Bitcoin miners are selling their bitcoin to stop mining bitcoin.
The Summary
- Public bitcoin miners spent $79,995 per coin last quarter while bitcoin trades at $70,000, making every coin mined a $10,000 loss before overhead.
- The industry response: pivot to AI infrastructure, sign $70 billion in contracts, and liquidate the bitcoin they were supposed to be accumulating.
- This isn't a minor correction, it's the hardware layer of crypto financing its own obsolescence by selling out to the agent economy.
The Signal
The numbers tell a brutal story. When your production cost is 14% higher than market price, you're not in the business of making money, you're in the business of losing it slower than the next guy. Bitcoin miners collectively took on $70 billion in AI contracts because the same data centers they built to solve SHA-256 puzzles can solve transformer layer calculations instead. Better margins, more predictable revenue, actual customers who pay in dollars.

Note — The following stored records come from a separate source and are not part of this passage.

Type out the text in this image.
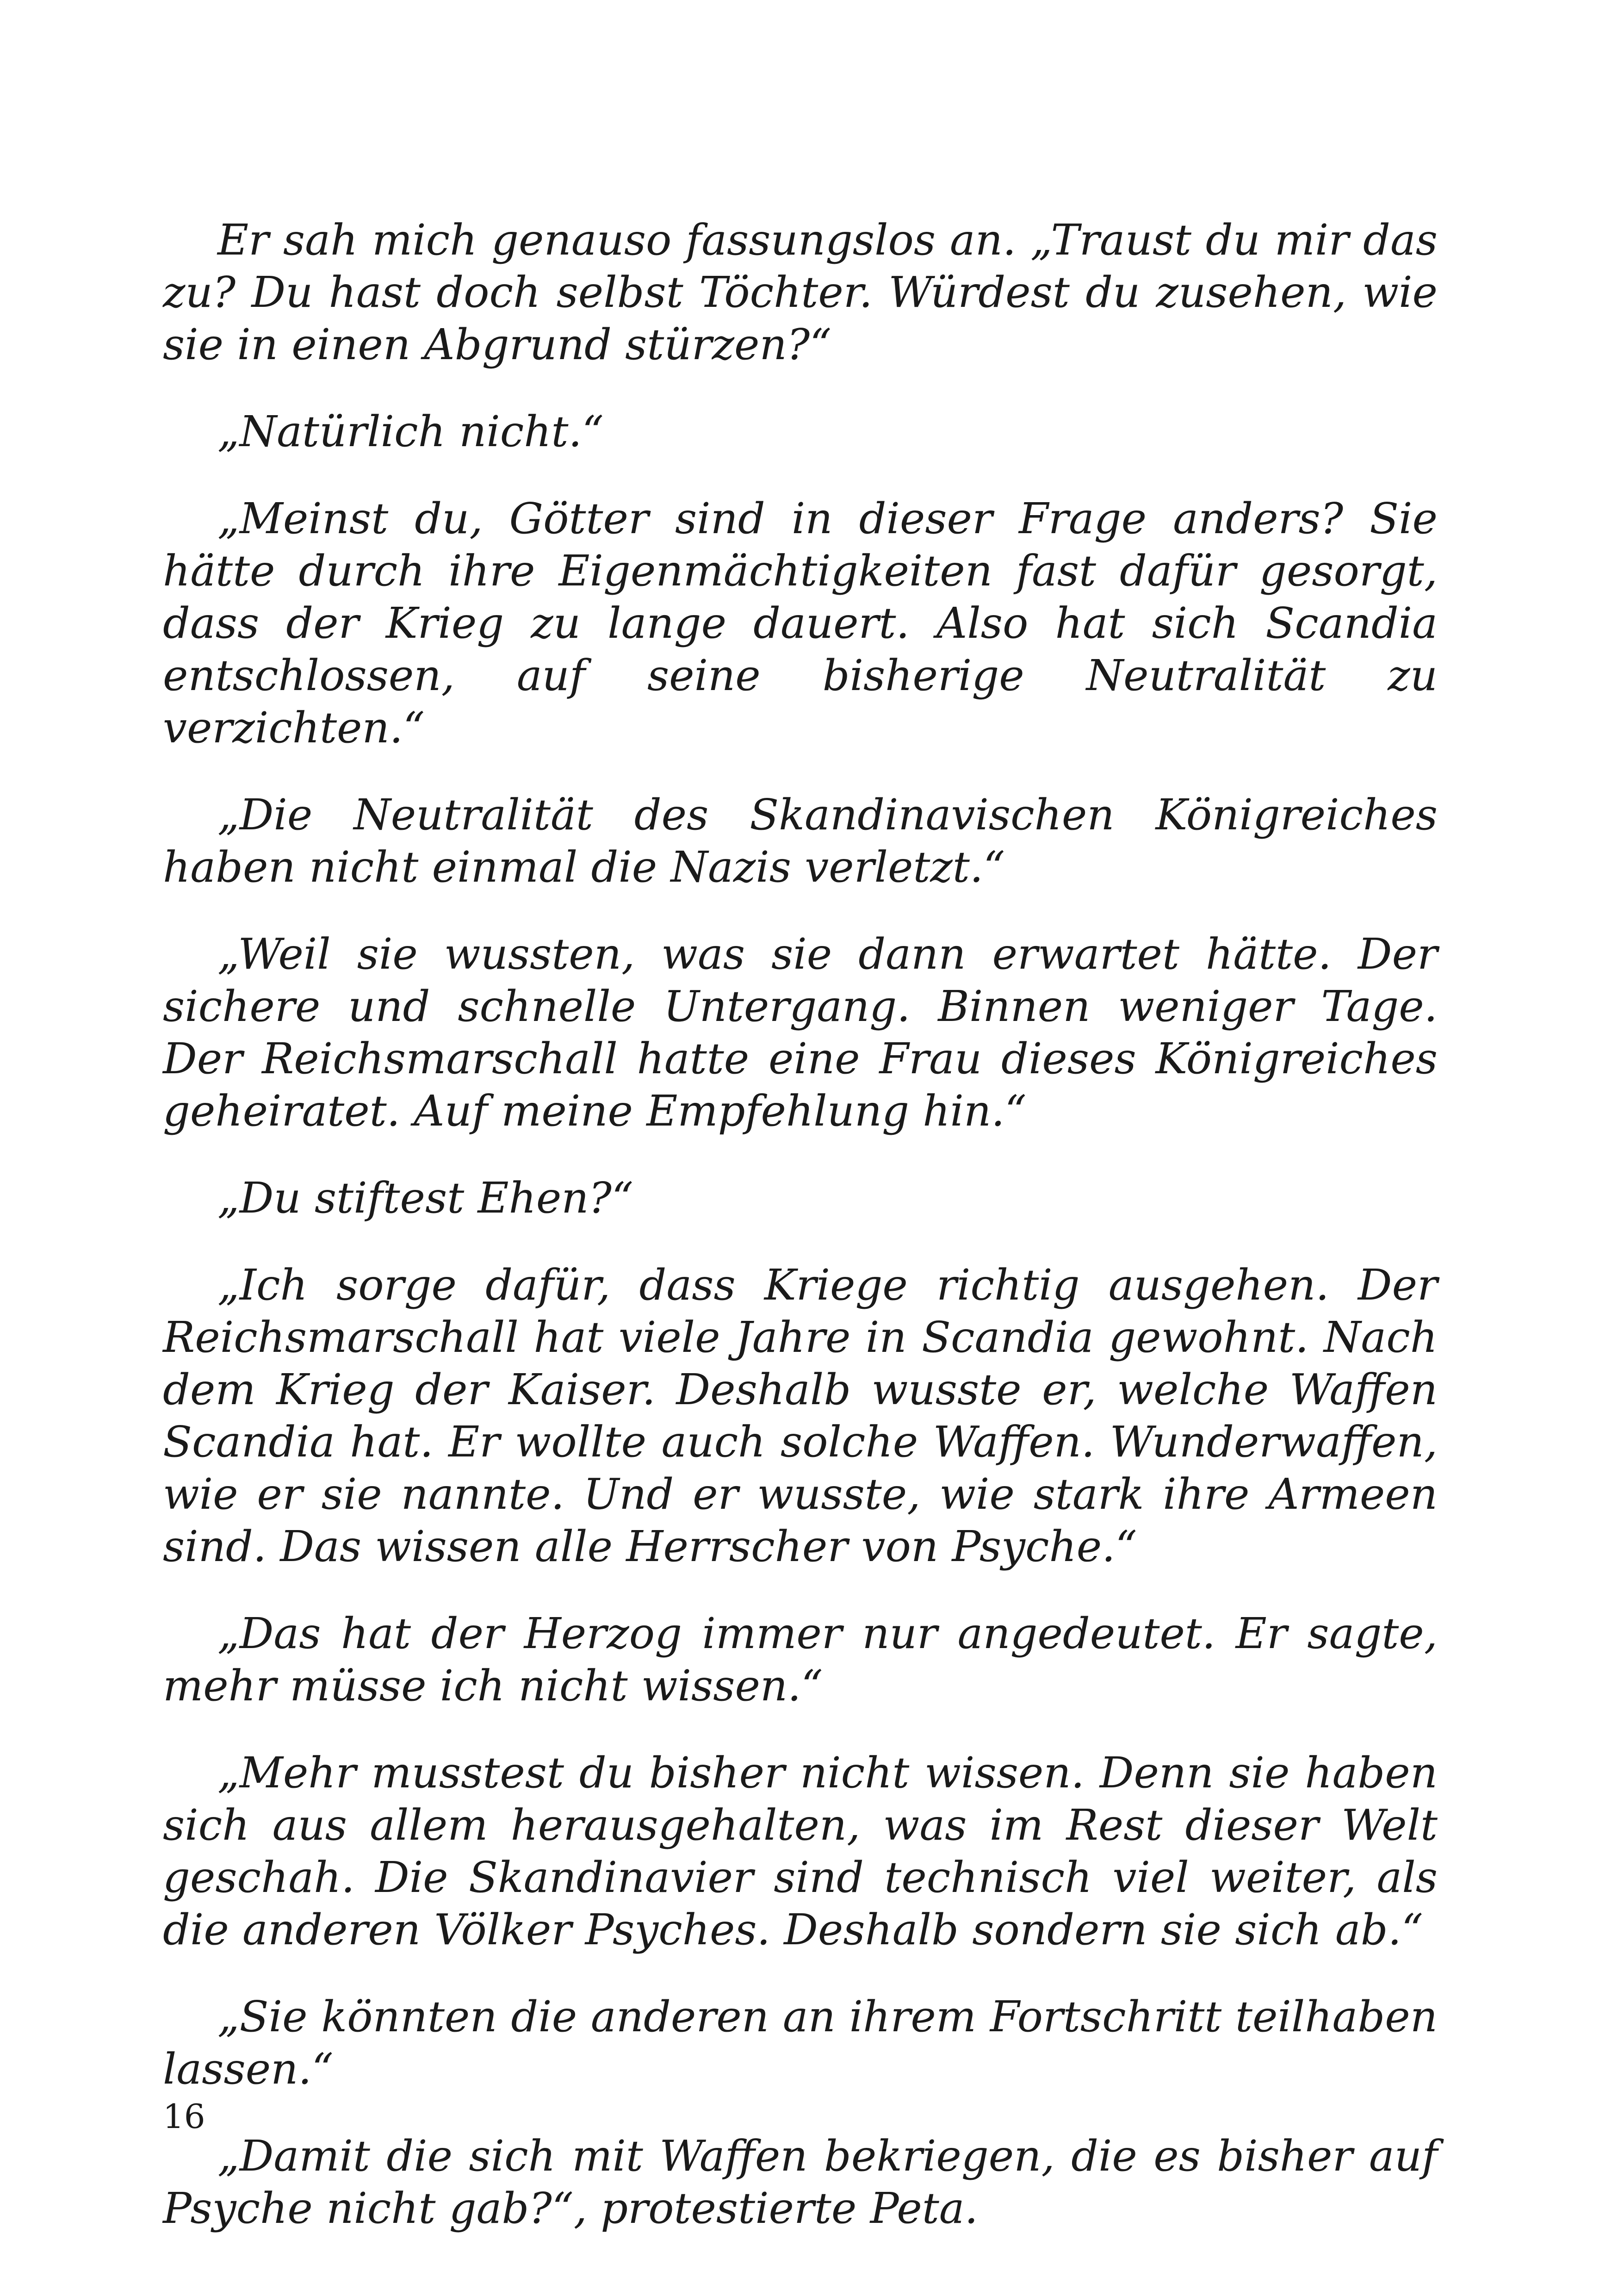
Er sah mich genauso fassungslos an. „Traust du mir das zu? Du hast doch selbst Töchter. Würdest du zusehen, wie sie in einen Abgrund stürzen?“

„Natürlich nicht.“

„Meinst du, Götter sind in dieser Frage anders? Sie hätte durch ihre Eigenmächtigkeiten fast dafür gesorgt, dass der Krieg zu lange dauert. Also hat sich Scandia entschlossen, auf seine bisherige Neutralität zu verzichten.“

„Die Neutralität des Skandinavischen Königreiches haben nicht einmal die Nazis verletzt.“

„Weil sie wussten, was sie dann erwartet hätte. Der sichere und schnelle Untergang. Binnen weniger Tage. Der Reichsmarschall hatte eine Frau dieses Königreiches geheiratet. Auf meine Empfehlung hin.“

„Du stiftest Ehen?“

„Ich sorge dafür, dass Kriege richtig ausgehen. Der Reichsmarschall hat viele Jahre in Scandia gewohnt. Nach dem Krieg der Kaiser. Deshalb wusste er, welche Waffen Scandia hat. Er wollte auch solche Waffen. Wunderwaffen, wie er sie nannte. Und er wusste, wie stark ihre Armeen sind. Das wissen alle Herrscher von Psyche.“

„Das hat der Herzog immer nur angedeutet. Er sagte, mehr müsse ich nicht wissen.“

„Mehr musstest du bisher nicht wissen. Denn sie haben sich aus allem herausgehalten, was im Rest dieser Welt geschah. Die Skandinavier sind technisch viel weiter, als die anderen Völker Psyches. Deshalb sondern sie sich ab.“

„Sie könnten die anderen an ihrem Fortschritt teilhaben lassen.“

„Damit die sich mit Waffen bekriegen, die es bisher auf Psyche nicht gab?“, protestierte Peta.

16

The irony is thick. Bitcoin's ethos was always about holding, about being your own bank, about the inevitable monetization of the hardest asset. MicroStrategy made headlines buying and never selling. Miners were supposed to be the ultimate believers, the infrastructure class with skin in the game. Instead, they're capitulating at scale, dumping treasuries to fund GPU clusters and AI inference workloads.
This isn't just about one sector struggling. It's about what happens when the physical infrastructure of Web3 realizes Web4 pays better. These companies own land, power contracts, cooling systems, and fiber connections. Everything you need to run AI at scale. Bitcoin mining was the excuse to build it. AI revenue is the reason to keep it running.
The question nobody's asking: if the people literally securing the Bitcoin network would rather run Claude than mine blocks, what does that say about the staying power of proof-of-work as an economic model?
The Implication
Watch miner treasury addresses. When the validators stop validating their own thesis, the thesis might be wrong. If you're building in crypto, understand that your infrastructure partners are hedging against you. And if you're betting on AI, know that a lot of compute capacity just got cheaper because it was built for something else entirely.